Até mesmo António Sardinha, distinto poeta, ensaísta e doutrinador
político-social, associado ao Integralismo Lusitano, o
movimento monárquico católico português de carácter tradicionalista,
padeceu de uma enfermidade espiritual, fruto do século e da época em que
viveu. Esta herdara o pessimismo de finais do séc. XIX, nascido da
ressaca de quase cinquenta anos de euforia científica. A sua letargia e
vazio interior estendia-se a toda uma geração à qual pertencia e que,
descrente das doutrinas da Igreja e das certezas da Razão, se refugiava
nos meandros dos esoterismos e das sociedades secretas.

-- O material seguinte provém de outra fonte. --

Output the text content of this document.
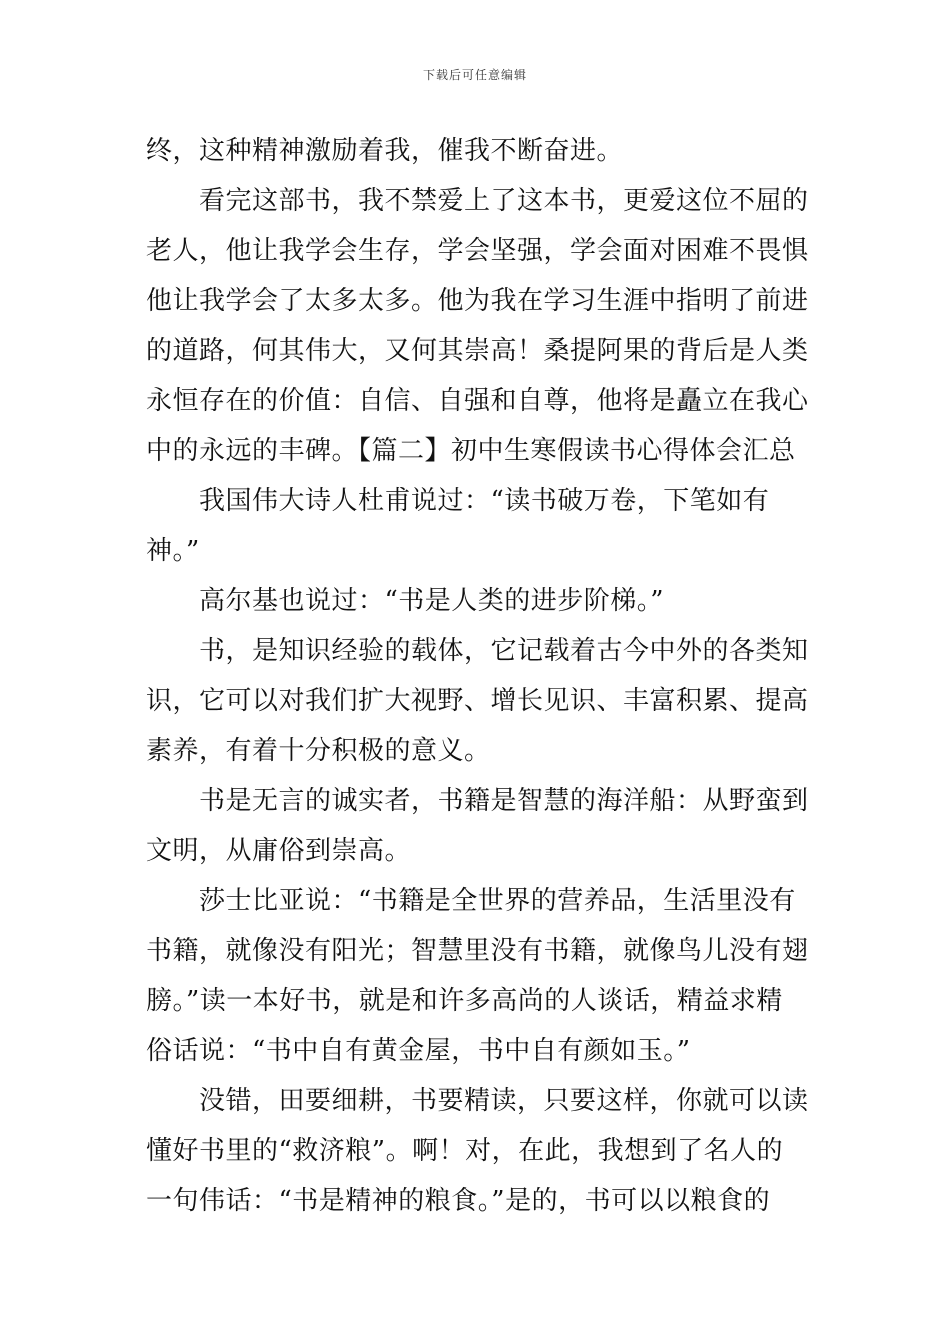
下载后可任意编辑
终，这种精神激励着我，催我不断奋进。
看完这部书，我不禁爱上了这本书，更爱这位不屈的
老人，他让我学会生存，学会坚强，学会面对困难不畏惧
他让我学会了太多太多。他为我在学习生涯中指明了前进
的道路，何其伟大，又何其崇高！桑提阿果的背后是人类
永恒存在的价值：自信、自强和自尊，他将是矗立在我心
中的永远的丰碑。【篇二】初中生寒假读书心得体会汇总
我国伟大诗人杜甫说过：“读书破万卷，下笔如有
神。”
高尔基也说过：“书是人类的进步阶梯。”
书，是知识经验的载体，它记载着古今中外的各类知
识，它可以对我们扩大视野、增长见识、丰富积累、提高
素养，有着十分积极的意义。
书是无言的诚实者，书籍是智慧的海洋船：从野蛮到
文明，从庸俗到崇高。
莎士比亚说：“书籍是全世界的营养品，生活里没有
书籍，就像没有阳光；智慧里没有书籍，就像鸟儿没有翅
膀。”读一本好书，就是和许多高尚的人谈话，精益求精
俗话说：“书中自有黄金屋，书中自有颜如玉。”
没错，田要细耕，书要精读，只要这样，你就可以读
懂好书里的“救济粮”。啊！对，在此，我想到了名人的
一句伟话：“书是精神的粮食。”是的，书可以以粮食的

Foi a partir do contacto com as obras de Barrès, Bergson, Gustave Le
Bon, Jules Soury ou Vacher de Lapouge, nomes ligados à revivescência
católica iniciada em França durante o século XIX, que António Sardinha
iniciou um processo de introspecção conducente ao seu regresso ao seio
do catolicismo. Esta reaproximação foi inicialmente mais estética do que
dogmática, mas à medida que mergulhava fundo na tradição
político-religiosa portuguesa, mais foi sentindo a força do apelo da sua
fé.
Este processo de reconversão obrigou-o a ir de encontro a uma certa
disciplina e doutrina, exigindo o seu esforço e atenção, potencializando
desta forma o seu livre pensamento. Hoje, tempo e condições para
discernir são dois elementos praticamente impossíveis de reunir. O ritmo
da sociedade impele-nos a correr, enquanto as vicissitudes imorais do
mundo moderno nos procuram ocupar cada segundo das nossas vidas, nem que
seja com ruído ou entulho (des)informativo. Conforme defendia Henri
Corbin, o bloqueio do ser humano no acesso ao estádio imaginal impede-o
de realizar-se no seu todo, tornando-o mais submisso, conformado,
deprimido, oprimido e facilmente manipulável. Por mais que acredite que
não, o homem moderno aceita, de uma forma ou de outra, a ditadura do
sorriso e o seu sistema, bem como o totalitarismo da Razão, da Ciência e
de todos os dogmas sócio-políticos e económicos que procuram
impor-nos.
A arrogância advinda da falsa ilusão de que tudo está no Homem e no seu
meio, não existindo nada fora dele e muito menos num plano metafísico ou
espiritual, é a primeira causa para a existência de uma miopia
intelectual generalizada, inibidora da própria problematização
de hipóteses e até mesmo do desenvolvimento de um pensamento abstracto
ou especulativo, específico e exclusivo da própria humanidade,
assistindo-se à destruição dos racionalistas pelas mãos da sua própria
Razão, essa pseudo-libertadora. A asfixia da fé representa, segundo esta
perspectiva, um meio de opressão, um autêntico atentado à própria
condição, liberdade e dignidade humanas.
Torna-se por isso pertinente a seguinte reflexão de António Sardinha
que, apesar de escrita em 1912, se encontra longe de esvaziar nos
seus conteúdos e actualidade:
«Claro que o meu religiosismo, além de ser um protesto contra a opressão do direito de pensar livre que por aí vai, é motivo de arte e de consolação espiritual. Não me importo com o que a razão me diz, oiço apenas o sentimento. E de resto hoje, por toda a parte o homem se está voltando de novo para a aspiração à imortalidade, visto que nada colheu dum século de positivismo estreito e dogmático. A religião não tem nada com os padres, como o Cristianismo nada com o Romanismo. Quem confunde as duas coisas é duma lamentável miopia intelectual.»